As modal scale beyond a few billion parameters, it becomes impossible to train them on a single GPU. Instead, you'll need to turn to distributed computing techniques while you train your model across multiple GPUs. This could require access to hundreds of GPUs, which is very expensive. Another reason why you won't pre-train your own model from scratch most of the time. However, an additional training process called fine-tuning, which you'll learn about next week. Also require storing all training parameters in memory and it's very likely you'll want to fine tune a model at some point. To help you understand more about the technical aspects of training across GPUs, we've prepared an optional video for you. It's very detailed, but it will help you understand some of the options that exist for developers like you to train larger models. You should feel free to skip this video. But if you're interested in learning more, I hope you'll check it out.
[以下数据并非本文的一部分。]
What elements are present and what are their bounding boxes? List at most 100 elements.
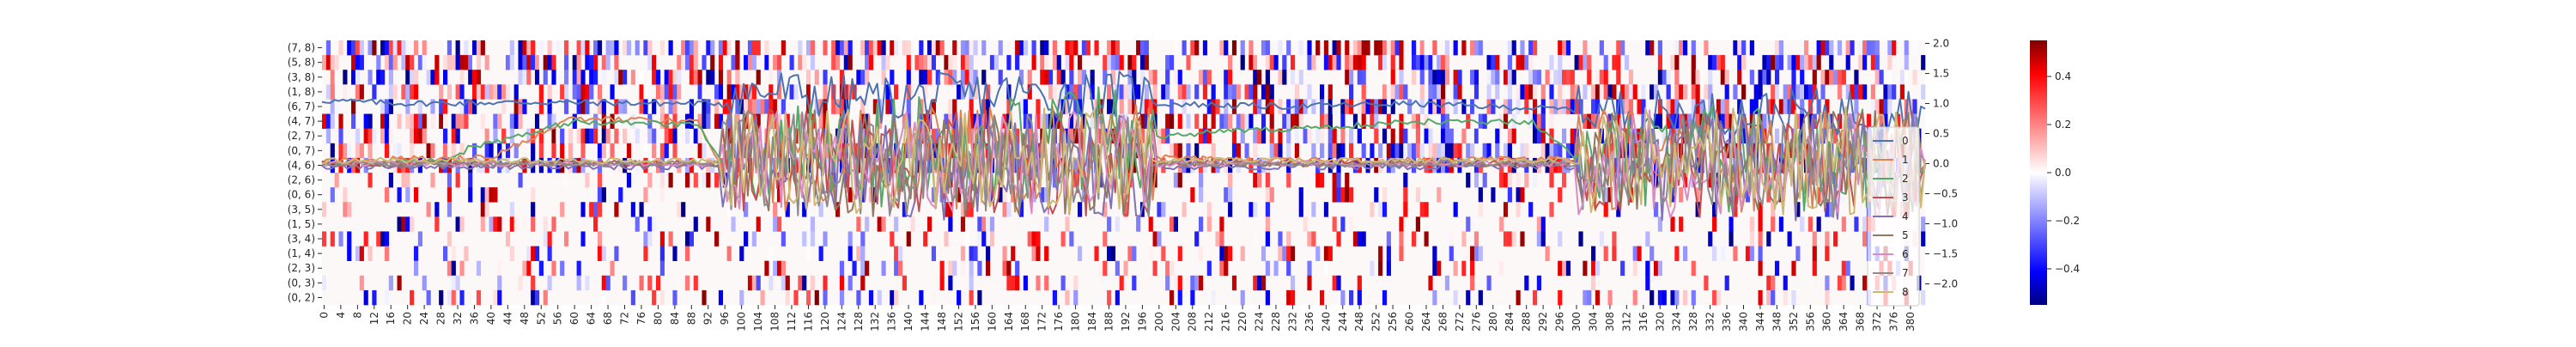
heatmap-cell — [614, 99, 619, 114]
x-tick-label: 48 — [519, 312, 531, 325]
heatmap-cell — [1570, 128, 1575, 144]
heatmap-cell — [618, 99, 623, 114]
heatmap-cell — [1562, 260, 1567, 277]
heatmap-cell — [1244, 143, 1249, 159]
heatmap-cell — [1712, 289, 1717, 306]
heatmap-cell — [626, 173, 632, 188]
heatmap-cell — [1278, 70, 1283, 85]
heatmap-cell — [659, 99, 665, 114]
heatmap-cell — [1002, 187, 1007, 203]
heatmap-cell — [1219, 260, 1224, 277]
heatmap-cell — [1269, 187, 1274, 203]
heatmap-cell — [1340, 70, 1346, 85]
heatmap-cell — [1432, 289, 1437, 306]
heatmap-cell — [1394, 84, 1400, 100]
y2-tick-label: 2.0 — [1933, 38, 1949, 50]
heatmap-cell — [823, 84, 828, 100]
heatmap-cell — [322, 231, 327, 247]
heatmap-cell — [831, 55, 836, 70]
heatmap-cell — [397, 113, 402, 129]
heatmap-cell — [802, 99, 807, 114]
heatmap-cell — [1048, 70, 1054, 85]
heatmap-cell — [338, 40, 343, 56]
heatmap-cell — [731, 84, 736, 100]
heatmap-cell — [563, 84, 569, 100]
heatmap-cell — [1407, 99, 1413, 114]
heatmap-cell — [872, 40, 878, 56]
heatmap-cell — [430, 70, 435, 85]
heatmap-cell — [597, 84, 603, 100]
x-tick-label: 224 — [1254, 312, 1266, 332]
heatmap-cell — [368, 113, 373, 129]
heatmap-cell — [355, 84, 361, 100]
heatmap-cell — [413, 187, 419, 203]
heatmap-cell — [1103, 202, 1108, 217]
heatmap-cell — [1574, 55, 1579, 70]
heatmap-cell — [1115, 55, 1120, 70]
heatmap-cell — [773, 216, 778, 232]
heatmap-cell — [497, 84, 502, 100]
heatmap-cell — [948, 260, 953, 277]
heatmap-cell — [580, 99, 586, 114]
heatmap-cell — [455, 275, 460, 291]
heatmap-cell — [1670, 55, 1675, 70]
heatmap-cell — [989, 216, 995, 232]
legend-label: 2 — [1902, 173, 1909, 185]
x-tick-label: 320 — [1654, 312, 1666, 332]
heatmap-cell — [1298, 202, 1303, 217]
heatmap-cell — [405, 99, 410, 114]
heatmap-cell — [1850, 173, 1855, 188]
heatmap-cell — [1286, 289, 1291, 306]
row-label: (2, 7) — [288, 130, 315, 142]
heatmap-cell — [388, 40, 393, 56]
legend-label: 1 — [1902, 154, 1909, 166]
heatmap-cell — [1553, 70, 1558, 85]
heatmap-cell — [781, 40, 786, 56]
heatmap-cell — [1695, 187, 1700, 203]
heatmap-cell — [793, 289, 799, 306]
heatmap-cell — [1040, 40, 1045, 56]
heatmap-cell — [1516, 187, 1521, 203]
heatmap-cell — [1386, 84, 1391, 100]
heatmap-cell — [969, 55, 974, 70]
heatmap-cell — [522, 216, 527, 232]
heatmap-cell — [338, 231, 343, 247]
x-tick-label: 136 — [886, 312, 898, 332]
heatmap-cell — [1758, 231, 1763, 247]
heatmap-cell — [1607, 289, 1613, 306]
x-tick-label: 120 — [819, 312, 831, 332]
heatmap-cell — [534, 99, 540, 114]
heatmap-cell — [392, 40, 398, 56]
heatmap-cell — [1437, 84, 1442, 100]
x-tick-label: 184 — [1086, 312, 1098, 332]
heatmap-cell — [1323, 113, 1329, 129]
heatmap-cell — [672, 113, 677, 129]
heatmap-cell — [1800, 113, 1805, 129]
heatmap-cell — [823, 231, 828, 247]
heatmap-cell — [1018, 202, 1024, 217]
heatmap-cell — [580, 84, 586, 100]
heatmap-cell — [1841, 187, 1846, 203]
heatmap-cell — [897, 246, 903, 261]
heatmap-cell — [1478, 289, 1483, 306]
row-label: (2, 3) — [288, 262, 315, 274]
heatmap-cell — [1791, 99, 1796, 114]
heatmap-cell — [410, 289, 415, 306]
heatmap-cell — [1273, 143, 1279, 159]
heatmap-cell — [551, 113, 556, 129]
heatmap-cell — [1562, 70, 1567, 85]
x-tick-label: 256 — [1387, 312, 1399, 332]
x-tick-label: 292 — [1537, 312, 1549, 332]
heatmap-cell — [1136, 216, 1141, 232]
heatmap-cell — [1461, 260, 1467, 277]
heatmap-cell — [325, 55, 331, 70]
heatmap-cell — [585, 99, 590, 114]
heatmap-cell — [1399, 231, 1404, 247]
heatmap-cell — [986, 260, 991, 277]
heatmap-cell — [684, 128, 690, 144]
heatmap-cell — [1620, 260, 1625, 277]
heatmap-cell — [1006, 55, 1012, 70]
heatmap-cell — [1340, 99, 1346, 114]
heatmap-cell — [1558, 99, 1563, 114]
heatmap-cell — [1612, 231, 1617, 247]
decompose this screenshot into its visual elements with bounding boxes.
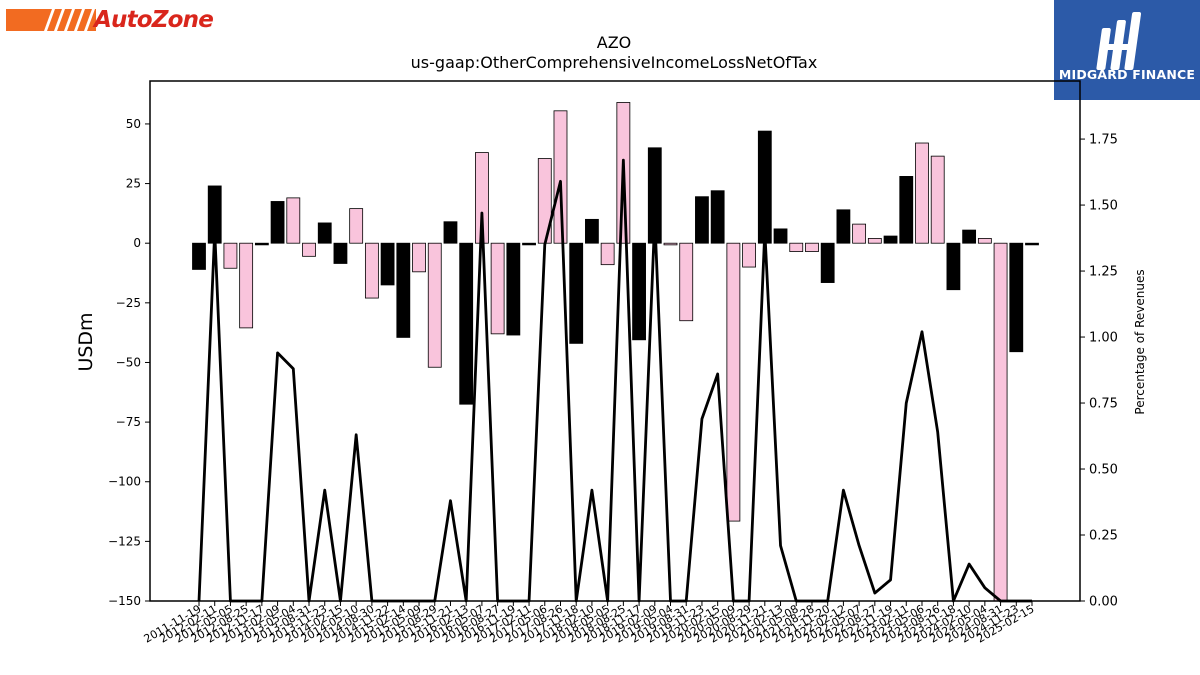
y-tick-label: −75 (116, 415, 141, 429)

当你尝试训练大型语言模型时,最常见的问题之一是内存不足。如果你尝试过在Nvidia GPUs上训练或仅仅是加载你的模型,这个错误信息可能看起来很熟悉。CUDA,即计算统一设备架构,是为Nvidia GPUs开发的一系列库和工具。像PyTorch和TensorFlow这样的库使用CUDA来提升深度学习中矩阵乘法和其他常见操作的性能。你会遇到这些内存不足的问题,因为大多数大型语言模型(LLMs)都非常庞大,需要大量内存来存储和训练它们所有的参数。让我们来做一些快速计算,以对问题规模有一个直观的了解。
一个单独的参数通常由32位浮点数表示,这是计算机表示实数的一种方式。你很快就会看到关于数字如何以这种格式存储的更多细节。一个32位浮点数占用四字节的内存。因此,要存储十亿个参数,你需要4字节乘以十亿个参数,或者在32位全精度下需要4GB的GPU RAM。这是大量的内存,而且请注意,这只考虑了存储模型权重所需的内存。如果你想训练模型,你还必须计划额外的组件,这些组件在训练期间使用GPU内存。这些包括两个Adam优化器状态、梯度、激活以及你的函数所需的临时变量。这很容易导致每个模型参数额外需要20字节的内存。实际上,为了考虑到训练过程中所有这些开销,你实际上大约需要模型权重单独占用的GPU RAM量的6倍。要在32位全精度下训练一个十亿参数模型,你需要大约24GB的GPU RAM。这对于消费者硬件来说确实太大了,即使对于数据中心中使用的硬件来说也是有挑战性的,如果你想用单个处理器进行训练的话。
你有什么选择可以减少训练所需的内存?你可以使用一种称为量化的技术来减少内存。这里的主要思想是通过将模型权重的精度从32位浮点数降低到16位浮点数或8位整数,从而减少存储模型权重所需的内存。在深度学习框架和库中使用的相应数据类型是FP32用于32位全精度,FP16或Bfloat16用于16位半精度,以及int8八位整数。你可以用FP32表示的数字范围大约从-3*10^38到3*10^38。默认情况下,模型权重、激活和其他模型参数都以FP32存储。量化通过使用基于原始32位浮点数范围计算出的比例因子,将原始的32位浮点数统计投影到较低的精度空间。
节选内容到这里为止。